An Herrn Reinhard Führer
Präsident des Volksbundes
Deutsche Kriegsgräberfürsorge

Zur Kenntnis

An Herrn Bundespräsident
Johannes Rau, Schirmherr des VDK

An Herrn Joschka Fischer
Bundesminister des Auswärtigen,
aus dessen Haushalt der VDK
mitfinanziert wird

Berlin und Verona, den 25. April 2004

Sehr geehrter Herr Führer,

die Arbeit des Volksbundes steht unter dem Motto "Versöhnung über den Gräbern - Arbeit für den Frieden". Wir, deutsche wie italienische Unterzeichner dieses offenen Briefes, teilen mit Ihnen dieses Ziel. Es setzt aber Wahrhaftigkeit vor der Geschichte und den Verzicht auf militaristische "Ehrenbezeugung" voraus. Im Fall der deutschen Soldatenfriedhöfe in Italien fehlt es an beidem. Man verdrängt die Tatsache, dass unter den uniformierten "Kriegsopfern", die dort begraben wurden, auch Täter sind.

Als negatives Beispiel möchten wir Costermano in der Provinz Verona ansprechen. In einer "Ehrenhalle" befinden sich dort "Ehrenbücher" aus Metall mit den eingravierten Namen der Toten - wenn auch nicht aller: Anfang der 90er Jahre entschloss sich der Volksbund, drei Namen schleifen zu lassen: Die von Christian Wirth, Franz Reichleitner und Gottfried Schwarz, dreier SS-Führer, die das Morden während des "Euthanasieprogramms" lernten und später KZ-Leiter in Belzec, Sobibor, Treblinka, San Sabba waren.

Diese Tilgung löst aber nicht das Problem. In den Ehrenbüchern bleiben zu viele Namen von Angehörigen der SS und der Wehrmachtsverbände, die Krieg "auch gegen Frauen und Kinder" führten (so lautete der Befehl, der die Massaker an der Zivilbevölkerung zur Folge hatte, wie in Marzabotto oder Sant'Anna di Stazzema). Ihre Namen stehen zudem neben denen von Soldaten, die den Tod nicht "auf dem Feld der Ehre" fanden, sondern durch deutsche Erschießungskommandos, weil sie mit den Partisanen zusammen gearbeitet hatten. Oder weil sie sich weigerten, weiter unter dem Hakenkreuz zu dienen. Einige ihrer Verwandten erleben die späte Erwähnung in den "Ehrenbüchern" als Hohn.

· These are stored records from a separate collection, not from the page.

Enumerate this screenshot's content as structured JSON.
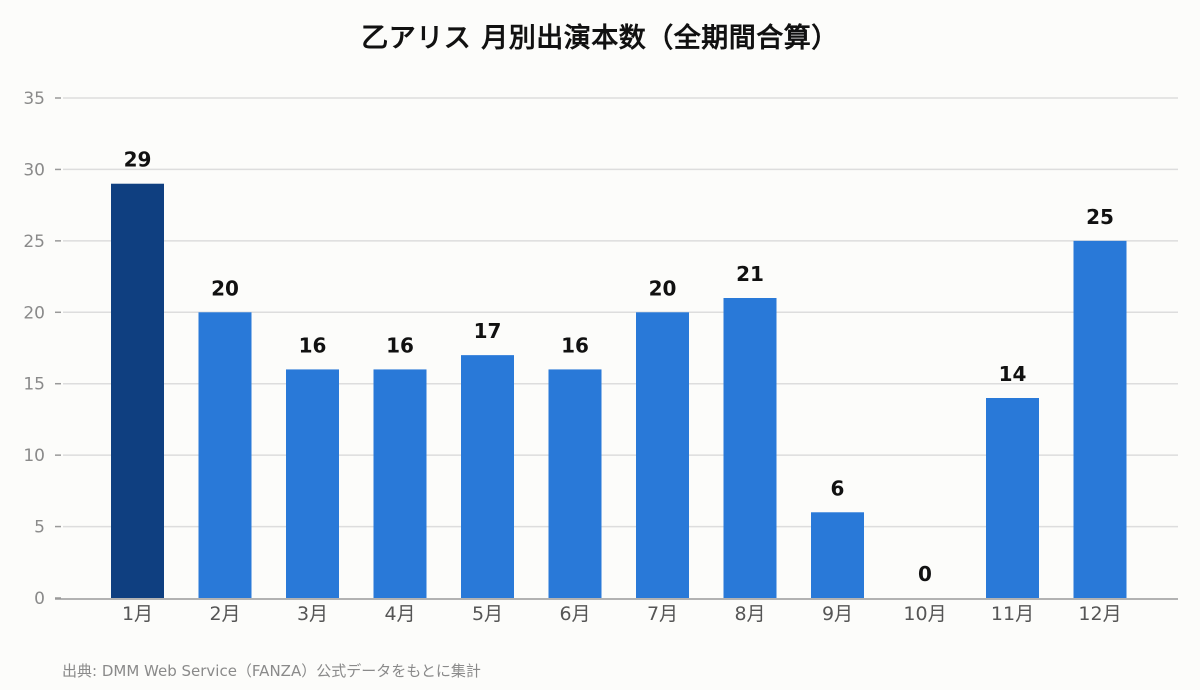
{
  "chart_data": {
    "type": "bar",
    "title": "乙アリス 月別出演本数（全期間合算）",
    "xlabel": "",
    "ylabel": "",
    "categories": [
      "1月",
      "2月",
      "3月",
      "4月",
      "5月",
      "6月",
      "7月",
      "8月",
      "9月",
      "10月",
      "11月",
      "12月"
    ],
    "values": [
      29,
      20,
      16,
      16,
      17,
      16,
      20,
      21,
      6,
      0,
      14,
      25
    ],
    "ylim": [
      0,
      35
    ],
    "yticks": [
      0,
      5,
      10,
      15,
      20,
      25,
      30,
      35
    ],
    "grid": true,
    "data_labels": true,
    "colors": {
      "bar": "#2979d8",
      "highlight": "#0f3f80",
      "grid": "#dddddd",
      "axis": "#999999"
    },
    "highlight_index": 0
  },
  "source": "出典: DMM Web Service（FANZA）公式データをもとに集計"
}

Angesichts der widersprüchlichen Schicksale und der unterschiedlichen individuellen Verantwortung und Schuld scheint jede Form einer pauschalen "Ehrung" verlogen. Deswegen bitten wir Sie, solche "Ehrenbücher" zu entfernen.

Man könnte auch auf die martialische Sprache in den Publikationen des Volksbundes verzichten und auf die inflationären Hinweise auf "Ehrenhallen" und "Ehrenmale". "Gedenkhalle" oder "Mahnmal" würden reichen. So wie es besser wäre, wenn der Volksbund am "Volkstrauertag", in Costermano und anderswo, nicht mehr zu "Totenehrungen" einladen würde. Es schlichtes, mahnendes Gedenken scheint uns angemessener.

Bei Kritik an Costermano pflegt der Volksbund auf eine Gedenktafel hinzuweisen, die dort 1992 angebracht wurde und mit der "der Opfer des Krieges, des Unrechts und der Verfolgung" gedacht wird. Dieser scheinbar gutgemeinte Text ist aber missverständlich und ungenügend, weil er die Art des "Unrechts" nicht benennt. Im Sprachgebrauch des Volksbundes sind alle gefallenen Uniformierten "Kriegsopfer", also auch SS-Führer wie Wirth, Reichleitner und Schwarz. Auf der Tafel werden sie stillschweigend mitbedacht. Sie sollte durch eine neue Inschrift ersetzt werden, die das erlittene Unrecht benennt. Wir schlagen folgenden Text vor:

NIE WIEDER KRIEG
"Auf diesem Friedhof sind einige Verantwortliche der Judenvernichtung in Europa und der Tötung von Schwachen und Kranken beerdigt. Wir gedenken ihrer Opfer.
Wir gedenken auch der Männer, Frauen und Kinder, die in Italien von den deutschen Besatzern ermordet wurden, und der hunderttausende italienischer Zivilisten und Soldaten, die unter unmenschlichen Bedingungen in Deutschland Zwangsarbeit leisten mussten oder in den Konzentrationslagern starben.
Auf diesem Friedhof liegen auch deutsche Soldaten, die den nationalsozialistischen Krieg ablehnten. Sie wurden als Verräter oder Deserteure von der Wehrmacht erschossen. Einige hatten mit den italienischen Partisanen weitergekämpft. Sie alle werden wir dankbar in Erinnerung behalten."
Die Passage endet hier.